N Korea nuclear talks end in stalemate
High-level talks on North Korea’s nuclear programme will end on Saturday after encountering “differences” and “difficulties” and will be continued by the six nations involved through lower-level working groups, news reports and Chinese officials said.
One report said the next round of six-party talks by senior delegates will be held before the end of April.
South Korea’s Yonhap News Agency said the working groups will discuss energy aid to the impoverished North in return for a nuclear freeze and “comprehensive nuclear abandonment” by Pyongyang.
The talks in Beijing have so far remained civil but little apparent progress has been made and both main players – the United States and North Korea – remain deeply at odds over the fate of the North’s nuclear ambitions.
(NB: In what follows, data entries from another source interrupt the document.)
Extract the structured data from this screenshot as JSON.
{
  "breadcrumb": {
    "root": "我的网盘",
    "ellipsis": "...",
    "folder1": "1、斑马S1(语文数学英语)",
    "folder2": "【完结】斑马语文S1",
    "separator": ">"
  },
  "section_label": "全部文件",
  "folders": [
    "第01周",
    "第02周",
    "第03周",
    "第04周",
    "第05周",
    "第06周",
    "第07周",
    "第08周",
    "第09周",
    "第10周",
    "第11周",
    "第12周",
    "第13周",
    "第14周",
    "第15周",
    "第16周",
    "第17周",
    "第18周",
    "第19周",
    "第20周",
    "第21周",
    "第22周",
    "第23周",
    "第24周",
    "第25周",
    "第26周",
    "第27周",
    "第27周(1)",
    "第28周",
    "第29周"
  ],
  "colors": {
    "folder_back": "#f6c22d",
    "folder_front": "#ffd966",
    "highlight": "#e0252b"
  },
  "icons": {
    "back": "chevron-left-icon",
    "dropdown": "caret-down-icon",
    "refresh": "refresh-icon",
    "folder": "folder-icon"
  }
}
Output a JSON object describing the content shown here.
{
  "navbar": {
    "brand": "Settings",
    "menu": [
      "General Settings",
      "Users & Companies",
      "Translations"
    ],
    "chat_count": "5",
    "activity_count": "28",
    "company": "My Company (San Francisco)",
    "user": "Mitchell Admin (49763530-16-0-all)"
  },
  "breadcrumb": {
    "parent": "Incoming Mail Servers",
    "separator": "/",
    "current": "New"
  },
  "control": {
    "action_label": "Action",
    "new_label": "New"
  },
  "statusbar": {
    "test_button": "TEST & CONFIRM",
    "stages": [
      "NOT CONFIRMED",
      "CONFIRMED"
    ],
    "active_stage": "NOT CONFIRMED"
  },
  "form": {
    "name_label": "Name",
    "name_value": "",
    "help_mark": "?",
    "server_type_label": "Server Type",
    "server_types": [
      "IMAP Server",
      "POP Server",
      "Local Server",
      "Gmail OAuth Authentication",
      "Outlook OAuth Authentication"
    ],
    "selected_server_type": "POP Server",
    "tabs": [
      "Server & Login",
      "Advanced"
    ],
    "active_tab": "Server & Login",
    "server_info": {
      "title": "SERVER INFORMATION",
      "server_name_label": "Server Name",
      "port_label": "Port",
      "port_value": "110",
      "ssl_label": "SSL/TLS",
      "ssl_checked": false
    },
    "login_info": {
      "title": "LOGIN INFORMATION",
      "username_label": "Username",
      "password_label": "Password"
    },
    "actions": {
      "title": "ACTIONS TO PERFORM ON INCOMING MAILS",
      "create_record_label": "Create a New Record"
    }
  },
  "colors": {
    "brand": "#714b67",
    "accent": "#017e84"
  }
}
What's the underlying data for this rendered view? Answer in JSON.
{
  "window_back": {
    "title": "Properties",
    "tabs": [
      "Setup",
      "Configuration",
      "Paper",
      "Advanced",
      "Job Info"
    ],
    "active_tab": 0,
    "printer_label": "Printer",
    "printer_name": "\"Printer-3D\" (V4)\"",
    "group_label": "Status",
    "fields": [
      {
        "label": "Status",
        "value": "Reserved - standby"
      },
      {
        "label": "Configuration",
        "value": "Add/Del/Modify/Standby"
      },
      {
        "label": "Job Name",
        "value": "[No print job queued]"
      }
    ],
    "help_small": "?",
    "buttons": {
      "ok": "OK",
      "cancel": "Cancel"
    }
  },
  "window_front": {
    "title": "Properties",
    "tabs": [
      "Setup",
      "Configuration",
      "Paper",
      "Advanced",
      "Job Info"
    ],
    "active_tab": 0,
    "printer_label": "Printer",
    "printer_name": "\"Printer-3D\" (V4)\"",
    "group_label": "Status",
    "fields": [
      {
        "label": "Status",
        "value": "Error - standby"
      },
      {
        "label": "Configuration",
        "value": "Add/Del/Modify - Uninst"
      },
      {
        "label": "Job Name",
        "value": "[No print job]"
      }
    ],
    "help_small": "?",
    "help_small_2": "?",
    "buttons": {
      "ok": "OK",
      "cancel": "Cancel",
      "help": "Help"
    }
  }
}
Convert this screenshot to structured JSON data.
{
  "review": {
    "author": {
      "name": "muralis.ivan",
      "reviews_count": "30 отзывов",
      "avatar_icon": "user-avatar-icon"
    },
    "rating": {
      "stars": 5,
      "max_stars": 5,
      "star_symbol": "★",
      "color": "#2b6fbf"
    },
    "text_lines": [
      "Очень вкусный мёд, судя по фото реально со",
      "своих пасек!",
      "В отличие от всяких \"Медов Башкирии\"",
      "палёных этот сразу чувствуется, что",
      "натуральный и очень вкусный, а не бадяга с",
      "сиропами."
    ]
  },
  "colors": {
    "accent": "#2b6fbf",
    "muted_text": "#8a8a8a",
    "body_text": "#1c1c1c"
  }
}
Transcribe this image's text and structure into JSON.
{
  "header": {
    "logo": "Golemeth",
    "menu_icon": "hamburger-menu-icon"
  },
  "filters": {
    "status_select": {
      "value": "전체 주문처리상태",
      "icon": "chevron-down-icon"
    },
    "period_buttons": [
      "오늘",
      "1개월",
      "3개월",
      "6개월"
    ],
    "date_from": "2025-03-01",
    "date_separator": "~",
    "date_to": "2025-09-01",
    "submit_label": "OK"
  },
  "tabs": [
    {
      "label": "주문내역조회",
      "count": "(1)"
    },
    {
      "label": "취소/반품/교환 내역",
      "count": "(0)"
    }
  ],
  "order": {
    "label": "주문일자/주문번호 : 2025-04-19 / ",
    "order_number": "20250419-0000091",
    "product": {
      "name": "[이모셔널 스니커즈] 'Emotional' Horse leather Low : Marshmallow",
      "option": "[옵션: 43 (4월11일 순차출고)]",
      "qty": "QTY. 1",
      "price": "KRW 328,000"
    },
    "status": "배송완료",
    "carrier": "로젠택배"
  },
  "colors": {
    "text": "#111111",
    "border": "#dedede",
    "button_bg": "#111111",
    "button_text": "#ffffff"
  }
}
China’s chief delegate, Vice Foreign Minister Wang Yi, said earlier today that there were “differences, difficulties and contradictions” among the sides.
The standoff began in October 2002 when the United States said the North acknowledged a nuclear programme that, according to Washington, it promised not to have under a 1994 agreement.
North Korea’s five negotiating partners all say they want the Korean Peninsula to be nuclear-free.
During this week’s talks, South Korea, China and Russia offered to give the impoverished North crucial energy aid if it agrees to disarm. The North also said it would eliminate its nuclear programme, but went on hours later to condemn what it called American intransigence.